Pretty good here, I have weaned off my medicine (third day of no meds). I have been extremely irritable and the weaning side effects have kinda sucked...brain zaps, super tired, irritable, light headed. I think it was time but scared it wasn't time. But I guess I will go back on if my anxiety returns. Also I had gained about ten lbs going on it. I have been dieting and exercising and keep gaining so wondering if the meds have been contributing. We shall see (weight gain not why I weaned, just adding the point for discussion). Hope all of you are doing well.
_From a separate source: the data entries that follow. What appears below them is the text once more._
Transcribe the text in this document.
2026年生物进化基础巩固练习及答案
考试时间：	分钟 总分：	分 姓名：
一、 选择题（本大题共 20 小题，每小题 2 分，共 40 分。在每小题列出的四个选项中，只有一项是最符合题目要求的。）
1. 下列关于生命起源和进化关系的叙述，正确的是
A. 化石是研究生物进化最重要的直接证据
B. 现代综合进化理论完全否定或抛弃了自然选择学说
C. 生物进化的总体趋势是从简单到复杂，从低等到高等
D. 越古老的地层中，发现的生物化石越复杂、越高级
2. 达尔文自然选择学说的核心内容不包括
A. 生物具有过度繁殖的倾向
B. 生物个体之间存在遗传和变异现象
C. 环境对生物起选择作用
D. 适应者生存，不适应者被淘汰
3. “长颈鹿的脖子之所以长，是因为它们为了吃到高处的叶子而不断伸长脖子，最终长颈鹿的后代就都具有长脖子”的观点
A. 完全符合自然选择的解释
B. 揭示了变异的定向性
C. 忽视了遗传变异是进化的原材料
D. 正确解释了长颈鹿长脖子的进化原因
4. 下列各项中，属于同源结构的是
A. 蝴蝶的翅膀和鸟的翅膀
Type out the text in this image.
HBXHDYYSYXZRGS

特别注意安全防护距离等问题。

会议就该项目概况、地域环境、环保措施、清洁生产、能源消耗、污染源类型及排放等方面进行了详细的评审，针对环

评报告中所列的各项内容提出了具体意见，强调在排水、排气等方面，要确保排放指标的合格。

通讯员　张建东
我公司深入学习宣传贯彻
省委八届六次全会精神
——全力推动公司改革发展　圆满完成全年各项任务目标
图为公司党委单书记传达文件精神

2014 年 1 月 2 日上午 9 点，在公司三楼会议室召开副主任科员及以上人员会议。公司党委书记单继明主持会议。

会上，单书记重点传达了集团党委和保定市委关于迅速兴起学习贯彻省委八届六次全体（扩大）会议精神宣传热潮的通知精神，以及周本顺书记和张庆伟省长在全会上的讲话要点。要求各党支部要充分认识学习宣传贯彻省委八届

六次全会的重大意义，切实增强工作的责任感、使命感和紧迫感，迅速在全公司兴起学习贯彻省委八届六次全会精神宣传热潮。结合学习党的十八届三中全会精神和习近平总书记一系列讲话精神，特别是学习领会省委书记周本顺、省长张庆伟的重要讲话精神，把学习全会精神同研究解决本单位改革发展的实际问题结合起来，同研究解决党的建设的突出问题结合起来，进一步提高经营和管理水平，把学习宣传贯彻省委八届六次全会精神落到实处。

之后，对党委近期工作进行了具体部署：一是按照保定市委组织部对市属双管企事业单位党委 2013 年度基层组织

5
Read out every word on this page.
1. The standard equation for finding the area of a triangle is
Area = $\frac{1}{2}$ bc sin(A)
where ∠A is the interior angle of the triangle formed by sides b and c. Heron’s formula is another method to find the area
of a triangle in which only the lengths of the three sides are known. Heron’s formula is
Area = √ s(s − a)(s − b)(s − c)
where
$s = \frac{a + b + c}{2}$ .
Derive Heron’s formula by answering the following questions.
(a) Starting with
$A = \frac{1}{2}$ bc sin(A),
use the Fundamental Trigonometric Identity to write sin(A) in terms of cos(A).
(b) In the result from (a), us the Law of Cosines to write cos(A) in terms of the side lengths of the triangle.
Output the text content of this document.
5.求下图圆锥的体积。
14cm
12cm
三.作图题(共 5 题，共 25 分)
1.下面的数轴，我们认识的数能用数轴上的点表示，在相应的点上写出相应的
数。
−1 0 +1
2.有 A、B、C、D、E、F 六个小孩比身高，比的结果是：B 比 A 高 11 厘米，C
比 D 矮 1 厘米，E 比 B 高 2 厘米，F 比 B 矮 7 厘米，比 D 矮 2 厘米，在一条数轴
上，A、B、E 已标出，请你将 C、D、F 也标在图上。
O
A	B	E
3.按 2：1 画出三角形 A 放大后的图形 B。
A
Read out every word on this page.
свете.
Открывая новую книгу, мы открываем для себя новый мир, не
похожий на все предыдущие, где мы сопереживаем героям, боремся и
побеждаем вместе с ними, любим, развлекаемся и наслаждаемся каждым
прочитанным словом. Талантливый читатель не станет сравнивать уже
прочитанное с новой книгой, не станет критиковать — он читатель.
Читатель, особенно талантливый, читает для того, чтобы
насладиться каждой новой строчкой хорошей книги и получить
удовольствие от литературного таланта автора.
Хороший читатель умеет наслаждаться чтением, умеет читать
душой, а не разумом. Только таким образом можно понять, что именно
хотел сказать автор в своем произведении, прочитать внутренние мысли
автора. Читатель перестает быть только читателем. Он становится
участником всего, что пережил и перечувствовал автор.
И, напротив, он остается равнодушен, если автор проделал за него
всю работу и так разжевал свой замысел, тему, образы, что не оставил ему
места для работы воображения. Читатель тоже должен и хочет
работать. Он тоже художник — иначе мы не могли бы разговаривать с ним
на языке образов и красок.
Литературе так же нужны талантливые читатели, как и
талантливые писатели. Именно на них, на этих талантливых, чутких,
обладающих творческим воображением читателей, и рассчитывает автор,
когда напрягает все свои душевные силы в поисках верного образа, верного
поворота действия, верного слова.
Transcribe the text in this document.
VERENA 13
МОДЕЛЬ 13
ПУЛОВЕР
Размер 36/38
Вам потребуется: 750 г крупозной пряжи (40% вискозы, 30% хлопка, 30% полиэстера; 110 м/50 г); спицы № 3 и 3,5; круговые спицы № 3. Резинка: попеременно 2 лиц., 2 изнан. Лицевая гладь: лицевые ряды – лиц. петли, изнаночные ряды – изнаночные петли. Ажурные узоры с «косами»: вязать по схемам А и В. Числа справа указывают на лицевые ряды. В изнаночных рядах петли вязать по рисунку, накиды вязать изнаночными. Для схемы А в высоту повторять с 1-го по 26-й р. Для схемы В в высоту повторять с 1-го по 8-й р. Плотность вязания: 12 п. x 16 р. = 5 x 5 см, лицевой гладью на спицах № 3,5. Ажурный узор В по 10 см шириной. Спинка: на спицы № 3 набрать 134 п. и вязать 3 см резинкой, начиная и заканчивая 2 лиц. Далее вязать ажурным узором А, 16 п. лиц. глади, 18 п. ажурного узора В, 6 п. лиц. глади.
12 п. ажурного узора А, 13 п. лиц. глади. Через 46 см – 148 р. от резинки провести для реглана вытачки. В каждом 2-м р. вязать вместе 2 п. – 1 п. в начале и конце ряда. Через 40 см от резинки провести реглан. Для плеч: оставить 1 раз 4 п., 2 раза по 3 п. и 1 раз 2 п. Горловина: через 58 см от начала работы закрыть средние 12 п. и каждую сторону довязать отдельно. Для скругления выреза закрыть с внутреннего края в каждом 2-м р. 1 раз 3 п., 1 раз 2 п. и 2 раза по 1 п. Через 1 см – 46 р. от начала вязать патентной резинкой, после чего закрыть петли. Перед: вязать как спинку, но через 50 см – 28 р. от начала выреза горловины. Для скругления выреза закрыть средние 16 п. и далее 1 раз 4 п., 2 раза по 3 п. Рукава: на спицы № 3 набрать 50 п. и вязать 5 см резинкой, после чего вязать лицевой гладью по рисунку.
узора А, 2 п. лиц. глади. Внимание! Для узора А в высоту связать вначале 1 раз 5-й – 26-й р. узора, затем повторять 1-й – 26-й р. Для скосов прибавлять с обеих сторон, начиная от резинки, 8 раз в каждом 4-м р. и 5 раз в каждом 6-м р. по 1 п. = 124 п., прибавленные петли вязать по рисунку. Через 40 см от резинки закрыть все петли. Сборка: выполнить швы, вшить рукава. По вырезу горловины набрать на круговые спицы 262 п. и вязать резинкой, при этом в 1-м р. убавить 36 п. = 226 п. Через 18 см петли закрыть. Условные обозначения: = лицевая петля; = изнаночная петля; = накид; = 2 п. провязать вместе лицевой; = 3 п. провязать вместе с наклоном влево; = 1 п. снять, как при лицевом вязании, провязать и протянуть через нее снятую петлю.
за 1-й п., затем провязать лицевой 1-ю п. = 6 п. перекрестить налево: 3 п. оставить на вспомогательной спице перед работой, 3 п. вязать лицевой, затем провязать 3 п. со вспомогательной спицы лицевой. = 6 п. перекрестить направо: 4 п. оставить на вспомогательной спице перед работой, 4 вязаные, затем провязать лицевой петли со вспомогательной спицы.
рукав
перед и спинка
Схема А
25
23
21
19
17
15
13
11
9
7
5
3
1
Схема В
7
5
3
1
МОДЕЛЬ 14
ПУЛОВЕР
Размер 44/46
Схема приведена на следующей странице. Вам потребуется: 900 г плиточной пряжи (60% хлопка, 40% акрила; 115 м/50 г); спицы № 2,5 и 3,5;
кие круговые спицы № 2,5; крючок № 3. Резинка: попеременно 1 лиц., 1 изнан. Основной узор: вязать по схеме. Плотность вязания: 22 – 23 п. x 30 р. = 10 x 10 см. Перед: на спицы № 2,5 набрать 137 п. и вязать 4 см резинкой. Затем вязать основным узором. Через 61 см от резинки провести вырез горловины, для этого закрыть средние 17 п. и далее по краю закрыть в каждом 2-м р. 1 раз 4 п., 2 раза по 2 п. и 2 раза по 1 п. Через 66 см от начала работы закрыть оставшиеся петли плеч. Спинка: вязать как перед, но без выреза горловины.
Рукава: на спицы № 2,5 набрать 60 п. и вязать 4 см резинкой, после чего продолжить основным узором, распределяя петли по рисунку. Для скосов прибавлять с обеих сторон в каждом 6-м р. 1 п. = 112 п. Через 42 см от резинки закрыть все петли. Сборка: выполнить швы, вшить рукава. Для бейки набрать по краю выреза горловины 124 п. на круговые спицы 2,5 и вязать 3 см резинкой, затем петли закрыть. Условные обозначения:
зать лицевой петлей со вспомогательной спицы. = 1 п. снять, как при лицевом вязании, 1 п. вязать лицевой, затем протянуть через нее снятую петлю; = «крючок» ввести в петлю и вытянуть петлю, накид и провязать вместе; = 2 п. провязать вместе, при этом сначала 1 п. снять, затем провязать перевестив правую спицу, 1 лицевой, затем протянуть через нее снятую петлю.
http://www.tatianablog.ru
I feel like I've been regressing. I'm not sure why or what's going on, but I hear that it's normal. I realized that although I'm doing better than I was and I'm progressing I'm still not okay. I'm not hating my life everyday like in the beginning, but I'm still not happy. It's really hard to accept. I really have trouble being alone. If I'm with people than I'm fine and things don't bother me, but alone I'm a different person. I really wonder what the PPD and what's me. What if I'm just not happy and shouldn't have become a Mom?! Is it the PPD or is it the real me? Just a rhetorical question. I know no one can answer this for me.
Things haven't been going great lately. DH can't find a job and our financial issues are getting worse. I don't even expect anything good to happen anymore. I try to focus on the positives but lately that doesn't seem to be enough. I know I should see a therapist but insurance won't cover all of it and we have so many outstanding medical bills as it is.
I'm better now that I've been on a combo of Wellbutrin and Zoloft for a while now, but I still have bad moments. I just had my Mirena removed today and swapped out for Paragard again, and I'm hoping this will make a difference. I really think the extra hormones were to blame for my craziest thoughts. Guess we'll see in a week or two.
DS: 11/8/11 | 9 lb 7 oz, 22 in DD: 5/22/14 | 9 lb 9 oz, 21.5 in
Re: PPD check in: nov 30
I realized that although I'm doing better than I was and I'm progressing I'm still not okay. I'm not hating my life everyday like in the beginning, but I'm still not happy. It's really hard to accept.
I really have trouble being alone. If I'm with people than I'm fine and things don't bother me, but alone I'm a different person.
I really wonder what the PPD and what's me. What if I'm just not happy and shouldn't have become a Mom?! Is it the PPD or is it the real me? Just a rhetorical question. I know no one can answer this for me.